Incêndios florestais avançam com o aumento das temperaturas na Europa
Mais de 17 mil hectares de florestas foram consumidos por incêndios neste fim de semana na França, Espanha e Portugal. O calor extremo, que ainda assola o continente após uma onda de calor sem precedentes, tem dificultado o combate às chamas. As temperaturas podem voltar a atingir 40°C nos próximos dias, elevando o risco de novos focos.
França e Espanha intensificam combate às chamas
Na França, quase 600 bombeiros trabalham para controlar um incêndio em Trevillach, região próxima a Perpignan, onde mais de mil hectares já foram destruídos. As autoridades locais fecharam estradas e abriram abrigos emergenciais para os moradores que precisaram deixar suas casas. Em outra frente, cerca de 300 bombeiros atuam para conter um incêndio no departamento de Drôme, no sudeste do país.

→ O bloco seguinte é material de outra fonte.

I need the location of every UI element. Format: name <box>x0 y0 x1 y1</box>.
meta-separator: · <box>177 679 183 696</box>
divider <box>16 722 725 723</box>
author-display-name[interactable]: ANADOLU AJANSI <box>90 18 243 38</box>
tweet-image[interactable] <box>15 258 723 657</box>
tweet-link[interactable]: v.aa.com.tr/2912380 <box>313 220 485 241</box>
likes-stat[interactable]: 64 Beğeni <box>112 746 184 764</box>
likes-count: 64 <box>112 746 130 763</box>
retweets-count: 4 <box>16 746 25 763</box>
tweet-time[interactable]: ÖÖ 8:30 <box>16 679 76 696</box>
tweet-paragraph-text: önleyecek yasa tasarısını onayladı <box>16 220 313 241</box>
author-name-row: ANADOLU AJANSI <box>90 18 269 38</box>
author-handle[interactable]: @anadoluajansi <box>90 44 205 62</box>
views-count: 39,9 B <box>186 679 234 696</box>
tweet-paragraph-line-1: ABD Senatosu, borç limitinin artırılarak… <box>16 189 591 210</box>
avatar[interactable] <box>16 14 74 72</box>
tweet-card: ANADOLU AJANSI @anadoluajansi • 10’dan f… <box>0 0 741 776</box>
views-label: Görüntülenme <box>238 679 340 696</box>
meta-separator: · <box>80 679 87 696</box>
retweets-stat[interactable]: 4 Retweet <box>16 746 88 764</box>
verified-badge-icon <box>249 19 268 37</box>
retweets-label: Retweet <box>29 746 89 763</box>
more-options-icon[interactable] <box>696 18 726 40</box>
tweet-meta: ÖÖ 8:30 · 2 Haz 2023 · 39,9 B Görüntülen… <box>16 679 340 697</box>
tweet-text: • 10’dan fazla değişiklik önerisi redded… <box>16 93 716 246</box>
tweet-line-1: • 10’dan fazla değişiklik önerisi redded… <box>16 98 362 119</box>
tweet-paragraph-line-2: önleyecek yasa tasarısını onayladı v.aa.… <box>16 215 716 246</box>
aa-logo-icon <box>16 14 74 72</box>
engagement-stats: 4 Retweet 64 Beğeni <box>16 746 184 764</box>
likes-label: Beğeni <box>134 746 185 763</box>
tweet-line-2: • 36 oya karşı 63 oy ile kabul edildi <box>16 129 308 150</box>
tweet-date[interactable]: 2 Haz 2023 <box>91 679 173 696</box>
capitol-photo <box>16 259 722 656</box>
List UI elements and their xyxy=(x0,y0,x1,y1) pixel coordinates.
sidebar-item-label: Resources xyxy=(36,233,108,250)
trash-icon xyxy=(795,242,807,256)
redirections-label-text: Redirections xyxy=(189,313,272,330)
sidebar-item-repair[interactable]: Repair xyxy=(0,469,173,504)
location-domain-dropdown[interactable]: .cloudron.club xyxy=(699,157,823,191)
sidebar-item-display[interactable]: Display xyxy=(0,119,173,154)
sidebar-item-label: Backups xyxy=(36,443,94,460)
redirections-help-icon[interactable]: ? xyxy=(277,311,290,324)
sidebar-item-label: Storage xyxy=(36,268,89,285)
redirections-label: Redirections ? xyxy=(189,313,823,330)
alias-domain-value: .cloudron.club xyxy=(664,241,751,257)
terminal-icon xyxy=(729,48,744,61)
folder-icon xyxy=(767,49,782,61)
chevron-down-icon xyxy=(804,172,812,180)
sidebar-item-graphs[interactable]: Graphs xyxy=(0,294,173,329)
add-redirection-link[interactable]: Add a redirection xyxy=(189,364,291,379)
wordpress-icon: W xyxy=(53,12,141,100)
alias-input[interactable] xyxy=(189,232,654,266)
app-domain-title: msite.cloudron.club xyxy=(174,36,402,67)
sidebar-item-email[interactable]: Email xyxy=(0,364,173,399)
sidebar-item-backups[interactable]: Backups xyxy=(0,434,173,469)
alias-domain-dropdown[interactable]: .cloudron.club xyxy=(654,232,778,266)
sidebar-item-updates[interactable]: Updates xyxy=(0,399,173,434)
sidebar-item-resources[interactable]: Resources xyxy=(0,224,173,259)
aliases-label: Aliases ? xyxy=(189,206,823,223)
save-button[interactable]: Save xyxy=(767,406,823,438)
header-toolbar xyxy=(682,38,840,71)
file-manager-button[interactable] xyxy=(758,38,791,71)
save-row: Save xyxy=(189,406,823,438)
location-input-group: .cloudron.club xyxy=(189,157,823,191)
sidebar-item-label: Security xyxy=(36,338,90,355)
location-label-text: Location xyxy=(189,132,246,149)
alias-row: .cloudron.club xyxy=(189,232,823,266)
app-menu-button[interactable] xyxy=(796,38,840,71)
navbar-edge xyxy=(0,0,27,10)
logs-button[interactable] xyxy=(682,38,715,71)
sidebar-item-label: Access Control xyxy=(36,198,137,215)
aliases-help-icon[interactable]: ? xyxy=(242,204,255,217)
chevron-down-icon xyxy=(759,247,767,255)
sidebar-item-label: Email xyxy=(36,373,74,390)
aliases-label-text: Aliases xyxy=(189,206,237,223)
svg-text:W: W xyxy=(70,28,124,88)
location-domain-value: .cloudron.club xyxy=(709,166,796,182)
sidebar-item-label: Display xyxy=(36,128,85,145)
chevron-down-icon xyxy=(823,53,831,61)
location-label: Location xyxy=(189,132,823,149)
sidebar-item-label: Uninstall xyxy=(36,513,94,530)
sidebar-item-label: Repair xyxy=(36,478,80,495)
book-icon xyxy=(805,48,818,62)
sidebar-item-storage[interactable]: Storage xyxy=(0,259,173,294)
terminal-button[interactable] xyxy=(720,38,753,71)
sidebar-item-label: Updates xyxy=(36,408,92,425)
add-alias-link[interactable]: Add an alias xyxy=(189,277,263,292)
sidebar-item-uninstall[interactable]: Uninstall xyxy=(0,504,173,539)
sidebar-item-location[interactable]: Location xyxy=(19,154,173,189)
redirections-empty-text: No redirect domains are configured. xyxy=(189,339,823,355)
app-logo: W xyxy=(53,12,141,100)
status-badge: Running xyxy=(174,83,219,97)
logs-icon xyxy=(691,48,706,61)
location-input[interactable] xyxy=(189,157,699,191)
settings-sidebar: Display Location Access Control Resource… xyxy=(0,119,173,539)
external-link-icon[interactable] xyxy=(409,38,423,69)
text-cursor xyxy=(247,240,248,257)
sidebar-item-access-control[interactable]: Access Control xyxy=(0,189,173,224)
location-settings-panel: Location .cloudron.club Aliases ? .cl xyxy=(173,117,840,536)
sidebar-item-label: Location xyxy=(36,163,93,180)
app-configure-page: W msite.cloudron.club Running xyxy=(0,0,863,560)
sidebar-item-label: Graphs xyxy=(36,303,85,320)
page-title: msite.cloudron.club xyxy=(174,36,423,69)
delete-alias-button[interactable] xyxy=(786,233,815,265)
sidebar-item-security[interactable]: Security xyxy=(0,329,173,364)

Na Espanha, um incêndio próximo à Costa Brava catalã já consumiu 2.200 hectares. Os bombeiros conseguiram estabilizar o fogo em Bisbal del Ampurdán, mas permanecem atentos a pontos ainda ativos devido à vegetação não queimada dentro do perímetro afetado. A maior parte da área atingida está em uma zona natural protegida de Las Gavarras, e as autoridades investigam uma possível negligência, tendo prendido um suspeito, conforme confirmou o presidente da Catalunha, Salvador Illa.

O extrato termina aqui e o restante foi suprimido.